Contudo, nos momentos em que a personagem alça vôos maiores, contando, a
partir de certa imagem, um acontecimento traçando a história da cidade de Nova
York, aí sim o romance fica mais interessante e a leitura flui. Mas quando a
personagem se limita ser um simples flaneur, que em suas andanças conta tudo o
que vê exatamente como está o romance cai vertiginosamente em qualidade e se
torna em alguns momentos entediante.
O puro relato é pouca literatura. Como
dizia Adorno, o romance tem que ir a campos onde o relato não se encontra. A
literatura que acaba caindo apenas no relato é “ensaio para literatura” e não
verdadeira literatura. Com todo o respeito aos jornalistas, literatura não é
para estampar capa de jornal dizendo que esse matou aquele, conheceu aquele e
se casou com aquela outra.
Pouco
depois, eu estava na West Side Highway. Era o único pedestre no cruzamento. As
lanternas traseiras dos carros eram seguidas de perto por seus reflexos
vermelhos rumo às pontes de saída da ilha, e à direita havia uma passarela de
pedestres ligando não um edifício ao outro, mas sim ao térreo. E de novo o
espaço vazio, que era, eu agora via e admitia, o óbvio: as ruínas do World
Trade Center. O lugar tinha se transformado numa metonímia de sua catástrofe:
lembrei-me de um turista que certa vez me perguntou como poderia chegar ao Onze
de Setembro: não ao local dos acontecimentos do Onze de Setembro, mas ao Onze
de Setembro propriamente dito, a data petrificada em pedras talhadas. Cheguei
mais perto. O local estava cercado por madeiras e correntes de ferro, mas, a
não ser por isso, nada mais dava sinal de sua importância. Do outro lado da
avenida havia uma tranquila rua residencial, chamada South End, em cuja esquina
havia um restaurante. Tinha um letreiro em neon (recordo o neon, mas esqueci o
nome do restaurante) e, quando espiei lá dentro através das portas de vidro, vi
que estava quase vazio. Os poucos freguês, ao que parecia, eram todos homens e
a maioria estava sozinha.
O narrador, personagem principal é verborrágico, mas em suas relações
pessoais é praticamente mudo. Ele escuta, registra as histórias e imagens e,
tal como um psicólogo, sua profissão inclusive, serve como uma via de
desabafado para os imigrantes que foram para os Estados Unidos.

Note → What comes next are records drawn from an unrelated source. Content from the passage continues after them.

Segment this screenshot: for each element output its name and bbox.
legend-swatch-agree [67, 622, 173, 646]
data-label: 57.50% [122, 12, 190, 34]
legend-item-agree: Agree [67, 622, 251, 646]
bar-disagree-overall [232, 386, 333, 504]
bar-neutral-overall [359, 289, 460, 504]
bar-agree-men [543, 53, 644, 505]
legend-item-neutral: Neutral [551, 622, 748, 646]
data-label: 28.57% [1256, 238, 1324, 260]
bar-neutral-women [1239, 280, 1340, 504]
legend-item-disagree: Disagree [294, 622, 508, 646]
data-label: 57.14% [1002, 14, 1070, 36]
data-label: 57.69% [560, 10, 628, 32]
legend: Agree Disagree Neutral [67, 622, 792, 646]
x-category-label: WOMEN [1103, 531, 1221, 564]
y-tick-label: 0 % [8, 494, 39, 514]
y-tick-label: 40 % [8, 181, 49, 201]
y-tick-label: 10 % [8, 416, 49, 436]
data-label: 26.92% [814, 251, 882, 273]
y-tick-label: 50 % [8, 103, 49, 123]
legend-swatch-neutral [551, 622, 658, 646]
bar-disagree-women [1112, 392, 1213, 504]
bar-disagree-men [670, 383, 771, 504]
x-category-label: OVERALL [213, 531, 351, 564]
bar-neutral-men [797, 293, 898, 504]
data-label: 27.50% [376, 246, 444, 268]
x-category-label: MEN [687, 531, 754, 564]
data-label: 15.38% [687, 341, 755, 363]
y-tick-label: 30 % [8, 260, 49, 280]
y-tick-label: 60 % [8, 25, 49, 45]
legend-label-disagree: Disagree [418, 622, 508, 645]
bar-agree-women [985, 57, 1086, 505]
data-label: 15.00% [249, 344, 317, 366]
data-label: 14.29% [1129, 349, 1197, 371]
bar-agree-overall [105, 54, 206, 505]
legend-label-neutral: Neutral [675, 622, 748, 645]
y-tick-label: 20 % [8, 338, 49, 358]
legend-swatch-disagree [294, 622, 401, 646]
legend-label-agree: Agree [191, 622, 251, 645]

Nem um árabe pacifista leitor de Walter Benjamin e Karl Marx não consegue
salvar o romance do tédio. A viagem até Bruxelas é praticamente gratuita, a não
ser por diálogo realmente interessante e o embate entre imperialismo americano
e radicalismo islâmico, onde se consegue analisar e entender os dois lados com
um pouco mais de neutralidade, sem a necessidade obrigatória de escolher um dos
lados. Dá para entender a razão do diálogo se passar na Bélgica e não nos
Estados Unidos ou no Oriente, onde os árabes provavelmente teriam uma opinião
muito mais radical do confronto. Assim, a Europa parece está geograficamente no
meio do caminho, e, ao menos, aparentemente, ser um terreno um pouco mais
neutro para a discussão daquelas personagens. O problema é que para fazer o
embate na Europa e tornar a viagem mais verossímil e não gratuita, feita
somente no intuito do próprio debate, Cole se estende demasiadamente.

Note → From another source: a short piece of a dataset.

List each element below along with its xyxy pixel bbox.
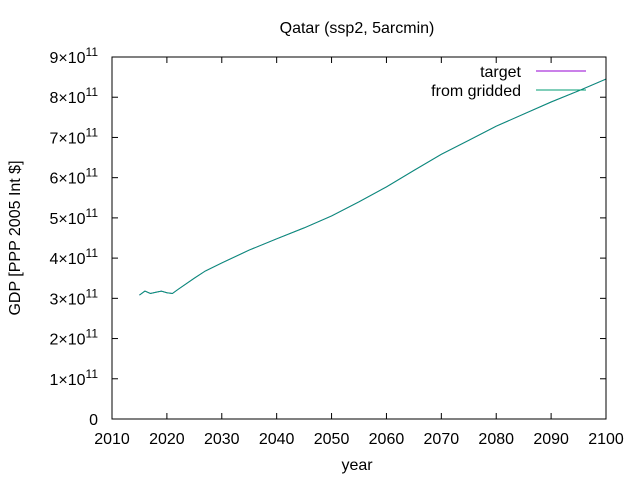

Nos momentos em que ele escuta outras pessoas que contam suas histórias
de como e porque foram para o país, a narrativa começa a ficar um pouco
interessante e sair da mesmice de seus passeios pela ilha de Manhattan, de um
sujeito calado socialmente, verborrágico em seu texto, mas que no muito nunca
tem muito a dizer. Julius parece se tornar pedante nas mãos de Cole.
Não
era o primeiro apagamento praticado no local do desastre. Antes de as torres
desaparecerem, tinha existido uma frenética rede de ruazinhas que cruzavam esta
parte da cidade. Robinson Street, College Place: tudo isso tinha sido apagado
nos anos da década de 1960 para dar lugar aos prédios do World Trace Center e
tudo isso agora estava esquecido. Também se foram o antigo Washington Market,
os embarcadouros ativos, as mulheres desbocadas, o enclave de cristãos sírios
que se estabeleceu aqui no final do século XIX. Os sírios, os libaneses e
outros povos do Oriente foram empurrados para o outro lado do rio, para o
Brooklyn, onde lançaram raízes na Atlantic Avenue e em Brooklyn Heights.
E antes disso? Que trilhas da tribo lenape jazem enterradas
sob os escombros? O local da catástrofe era um palimpsesto, como era toda a
cidade, escrita, apagada, reescrita [...] Queria descobrir a linha que me
ligava a minha própria parte naquelas histórias.
Um romance de certa forma ingênuo e desinteressante – isso para não dizer
longo, o que o narrador fez em mais de trezentas páginas poderia ter sido
realizado em pouco mais de cem – tanto no trabalho lingüístico, que é
estandardizado, quanto no nível da diegese. Julius, por várias vezes, quer
mostrar uma erudição que irrita. Não parece natural da personagem, parece
gratuito, é quase um “olhem, leitores, o quando o meu personagem é inteligente
e culto”. Tendo um psicólogo como protagonista, Cole perde a chance de escrever
um grande romance analista da sociedade contemporânea.
Em se tratando de uma narrativa linear, o mínimo que se espera é um fim
nos moldes que ele propôs todo o texto. O livro termina como se o autor
simplesmente resolvesse desistir de escrever enquanto a protagonista explicava
fatos da história da Estátua da Liberdade e os pombos que eram frequentemente
encontrados mortos lá. Mesmo que fosse um final em aberto, seria necessário
maior zelo com as últimas linhas.
Peguei
o metrô na rua 110. Saltei na Catorze e peguei um atalho para o East Side,
percorrei a Bowery inteira, sem ter em mente nenhum destino específico, passei
pelas inúmeras lojas que vendiam luminárias e material para restaurantes, lojas
que, vistas de fora, pareciam aviários exóticos. Acabei chegando a uma praça
movimentada na East Broadway. Ficava a uma pequena caminhada da parte mais
turística de Chinatown, mas me pareceu ficar à distância de um mundo, pois não
se via nenhum turista onde eu estava e, a rigor, quase ninguém que não fosse
originário do leste da Ásia. Os letreiros das lojas e dos restaurantes e os
cartazes estavam escritos com caracteres chineses e só de vez em quando vinham
acompanhados em traduções para o inglês.